Associated data cannot be specified in the low_level functions

[hbs]

Given the test vectors for Argon2 contain additional data the fact that this field cannot be specified when calling argon2.low_level.hash_secret is bothering.

Would it be possible to expose this parameter in the low_level API?

[hbs]

Actually the secret cannot be set either, only the password. So as is the library is only providing partial compatibility with the Argon2 described in RFC 9106.

[hynek]

Hmmm, are you somewhat familiar with the Argon2 C library we’re wrapping? I believe that both these things aren’t exposed using their public higher-level APIs argon2_hash and argon2_verify which I’m trying to limit my usage to.

I’ve had people ask for keyed hashing in #25 and I hoped Argon2 would expand their public APIs, but sadly they’re not very active anymore and the only way currently is using half-public low-level APIs that are exposed by argon2-cffi-bindings, but that make me uncomfortable…

[hynek]

Going thru the docs for other reasons, I've just realized this is even documented: https://argon2-cffi.readthedocs.io/en/stable/api.html#argon2.low_level.core

[hbs]

I tried using the low level API to compute the hash for the 2id test vectors from RFC 9106 but the result does not match the one in the test vectors. Is there something I missed in my example?

The test vectors I used can be found here:

https://www.rfc-editor.org/rfc/rfc9106.html#name-argon2id-test-vectors

from argon2.low_level import (
    ARGON2_VERSION,
    Type,
    core,
    ffi,
    lib,
)

password = bytes.fromhex('0101010101010101010101010101010101010101010101010101010101010101')
salt = bytes.fromhex('02020202020202020202020202020202')
secret = bytes.fromhex('0303030303030303')
additional = bytes.fromhex('040404040404040404040404')

##
## Create Argon2_Context
##

hash_len = 32

cout = ffi.new("uint8_t[]", hash_len)
cpwd = ffi.new("uint8_t[]", password)
cad = ffi.new("uint8_t[]", additional)
csalt = ffi.new("uint8_t[]", salt)
csecret = ffi.new("uint8_t[]", secret)

ctx = ffi.new(
  "argon2_context *",
  {
    "out": cout,
    "outlen": hash_len,
    "version": ARGON2_VERSION,
    "pwd": cpwd,
    "pwdlen": len(cpwd),
    "salt": csalt,
    "saltlen": len(csalt),
    "secret": csecret,
    "secretlen": len(csecret),
    "ad": cad,
    "adlen": len(cad),
    "t_cost": 3,
    "m_cost": 32,
    "lanes": 4,
    "threads": 4,
    "allocate_cbk": ffi.NULL,
    "free_cbk": ffi.NULL,
    "flags": lib.ARGON2_DEFAULT_FLAGS,
  },
)

rv = core(ctx, Type.ID.value)

hash = bytes(ffi.buffer(ctx.out, ctx.outlen))

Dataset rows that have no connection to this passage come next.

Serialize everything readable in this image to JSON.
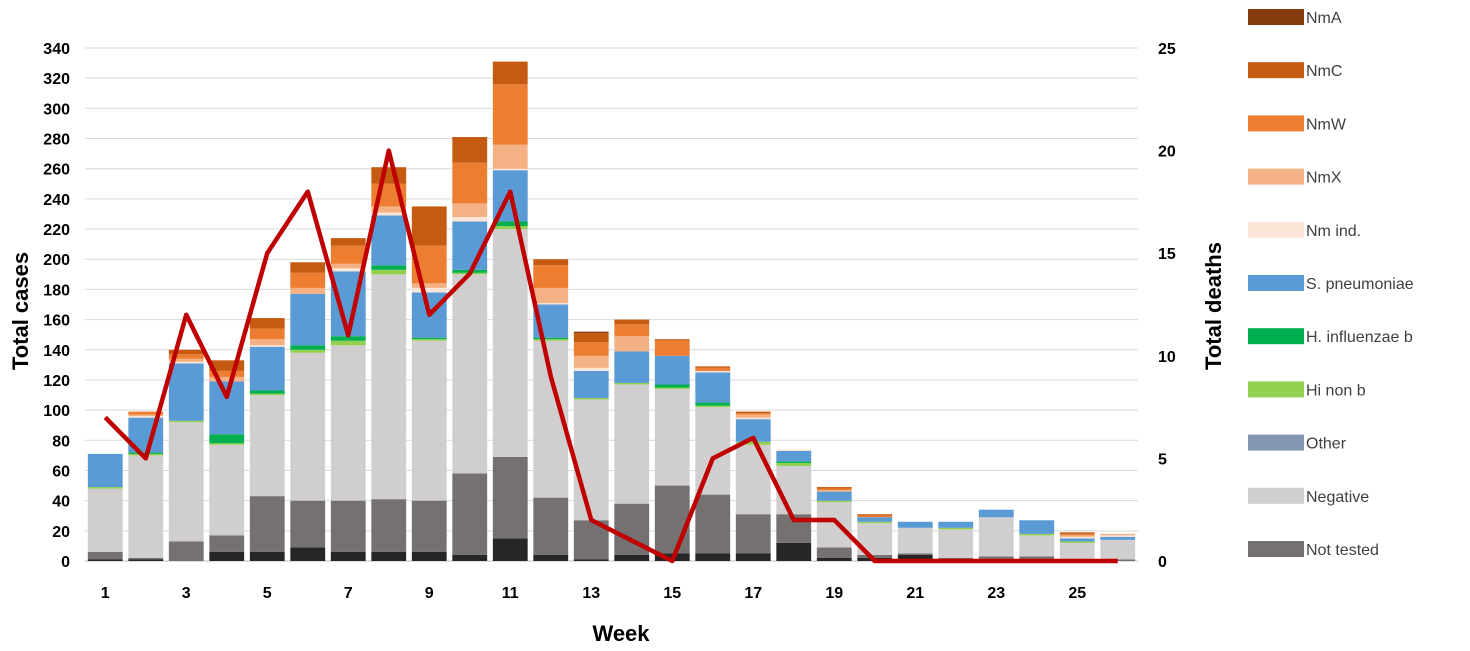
{
  "chart_data": {
    "type": "bar",
    "stacked": true,
    "xlabel": "Week",
    "ylabel": "Total cases",
    "y2label": "Total deaths",
    "ylim": [
      0,
      340
    ],
    "y2lim": [
      0,
      25
    ],
    "yticks": [
      0,
      20,
      40,
      60,
      80,
      100,
      120,
      140,
      160,
      180,
      200,
      220,
      240,
      260,
      280,
      300,
      320,
      340
    ],
    "y2ticks": [
      0,
      5,
      10,
      15,
      20,
      25
    ],
    "xticks": [
      "1",
      "3",
      "5",
      "7",
      "9",
      "11",
      "13",
      "15",
      "17",
      "19",
      "21",
      "23",
      "25"
    ],
    "grid": true,
    "legend_position": "right",
    "categories": [
      1,
      2,
      3,
      4,
      5,
      6,
      7,
      8,
      9,
      10,
      11,
      12,
      13,
      14,
      15,
      16,
      17,
      18,
      19,
      20,
      21,
      22,
      23,
      24,
      25,
      26
    ],
    "stack_series": [
      {
        "name": "",
        "color": "#262626",
        "values": [
          1,
          1,
          0,
          6,
          6,
          9,
          6,
          6,
          6,
          4,
          15,
          4,
          1,
          4,
          5,
          5,
          5,
          12,
          2,
          2,
          4,
          1,
          0,
          0,
          0,
          0
        ]
      },
      {
        "name": "Not tested",
        "color": "#767171",
        "values": [
          5,
          1,
          13,
          11,
          37,
          31,
          34,
          35,
          34,
          54,
          54,
          38,
          26,
          34,
          45,
          39,
          26,
          19,
          7,
          2,
          1,
          1,
          3,
          3,
          1,
          1
        ]
      },
      {
        "name": "Negative",
        "color": "#d0cece",
        "values": [
          42,
          68,
          79,
          60,
          67,
          98,
          103,
          149,
          106,
          132,
          151,
          104,
          80,
          79,
          64,
          58,
          46,
          32,
          30,
          21,
          17,
          19,
          26,
          14,
          11,
          13
        ]
      },
      {
        "name": "Other",
        "color": "#8497b0",
        "values": [
          0,
          0,
          0,
          0,
          0,
          0,
          0,
          0,
          0,
          0,
          0,
          0,
          0,
          0,
          0,
          0,
          0,
          0,
          0,
          0,
          0,
          0,
          0,
          0,
          0,
          0
        ]
      },
      {
        "name": "Hi non b",
        "color": "#92d050",
        "values": [
          1,
          1,
          1,
          1,
          1,
          2,
          3,
          3,
          1,
          1,
          2,
          1,
          1,
          1,
          1,
          1,
          2,
          2,
          1,
          1,
          0,
          1,
          0,
          1,
          1,
          0
        ]
      },
      {
        "name": "H. influenzae b",
        "color": "#00b050",
        "values": [
          0,
          1,
          0,
          6,
          2,
          3,
          3,
          3,
          1,
          2,
          3,
          1,
          0,
          0,
          2,
          2,
          0,
          1,
          0,
          0,
          0,
          0,
          0,
          0,
          0,
          0
        ]
      },
      {
        "name": "S. pneumoniae",
        "color": "#5b9bd5",
        "values": [
          22,
          23,
          38,
          35,
          29,
          34,
          43,
          33,
          30,
          32,
          34,
          22,
          18,
          21,
          19,
          20,
          15,
          7,
          6,
          3,
          4,
          4,
          5,
          9,
          2,
          2
        ]
      },
      {
        "name": "Nm ind.",
        "color": "#fbe5d6",
        "values": [
          0,
          1,
          1,
          0,
          1,
          0,
          2,
          2,
          3,
          3,
          1,
          1,
          2,
          0,
          0,
          1,
          1,
          1,
          0,
          0,
          0,
          0,
          0,
          0,
          1,
          1
        ]
      },
      {
        "name": "NmX",
        "color": "#f4b183",
        "values": [
          0,
          1,
          2,
          3,
          4,
          4,
          3,
          4,
          3,
          9,
          16,
          10,
          8,
          10,
          0,
          0,
          2,
          0,
          1,
          0,
          0,
          0,
          0,
          0,
          1,
          1
        ]
      },
      {
        "name": "NmW",
        "color": "#ed7d31",
        "values": [
          0,
          2,
          3,
          4,
          7,
          10,
          12,
          15,
          25,
          27,
          40,
          15,
          9,
          8,
          10,
          2,
          1,
          0,
          1,
          1,
          0,
          0,
          0,
          0,
          1,
          0
        ]
      },
      {
        "name": "NmC",
        "color": "#c55a11",
        "values": [
          0,
          0,
          3,
          7,
          7,
          7,
          5,
          11,
          26,
          17,
          15,
          4,
          6,
          3,
          1,
          1,
          1,
          0,
          1,
          1,
          0,
          0,
          0,
          0,
          1,
          0
        ]
      },
      {
        "name": "NmA",
        "color": "#843c0c",
        "values": [
          0,
          0,
          0,
          0,
          0,
          0,
          0,
          0,
          0,
          0,
          0,
          0,
          1,
          0,
          0,
          0,
          0,
          0,
          0,
          0,
          0,
          0,
          0,
          0,
          0,
          0
        ]
      }
    ],
    "line_series": {
      "name": "",
      "color": "#c00000",
      "axis": "right",
      "values": [
        7,
        5,
        12,
        8,
        15,
        18,
        11,
        20,
        12,
        14,
        18,
        9,
        2,
        1,
        0,
        5,
        6,
        2,
        2,
        0,
        0,
        0,
        0,
        0,
        0,
        0
      ]
    },
    "legend": [
      "NmA",
      "NmC",
      "NmW",
      "NmX",
      "Nm ind.",
      "S. pneumoniae",
      "H. influenzae b",
      "Hi non b",
      "Other",
      "Negative",
      "Not tested"
    ]
  }
}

assert '0d640df58d78766c08c037a34a8b53c9d01ef0452d75b65eb52520e96b01e659' == hash.hex()

[hbs]

Ok, solved the issue, I needed to pass the lengths as len(array) - 1 to get rid of the final 0x00 byte.

[hynek]

Can this be close then or is there something I could add to argon2-cffi (/ its docs) to make any of this easier?

[hbs]

The issue can be closed, maybe add some documentation with the above example for people who want to access all the parameters of Argon2.

Thanks for providing your Python module.

[hynek]

I have replaced the existing examples with yours since it's demonstrating more options: https://github.com/hynek/argon2-cffi/commit/3d5eb74a38c01714a72da1a7181b13103a892dae

LMK if you feel like I've gotten something wrong (rendered version at https://argon2-cffi.readthedocs.io/en/latest/api.html#argon2.low_level.core)

[hbs]

You coud modify the low_level_hash signature to include t_cost, m_cost, lanes and threads as parameters

[hynek]

OK, done in 1380a12.

I'm afraid I won't come around implementing this stuff myself in the end. :( Originally I was hoping they'll add these parameters to their high-level functions but it doesn't look like they'll do anything past the absolute minimum.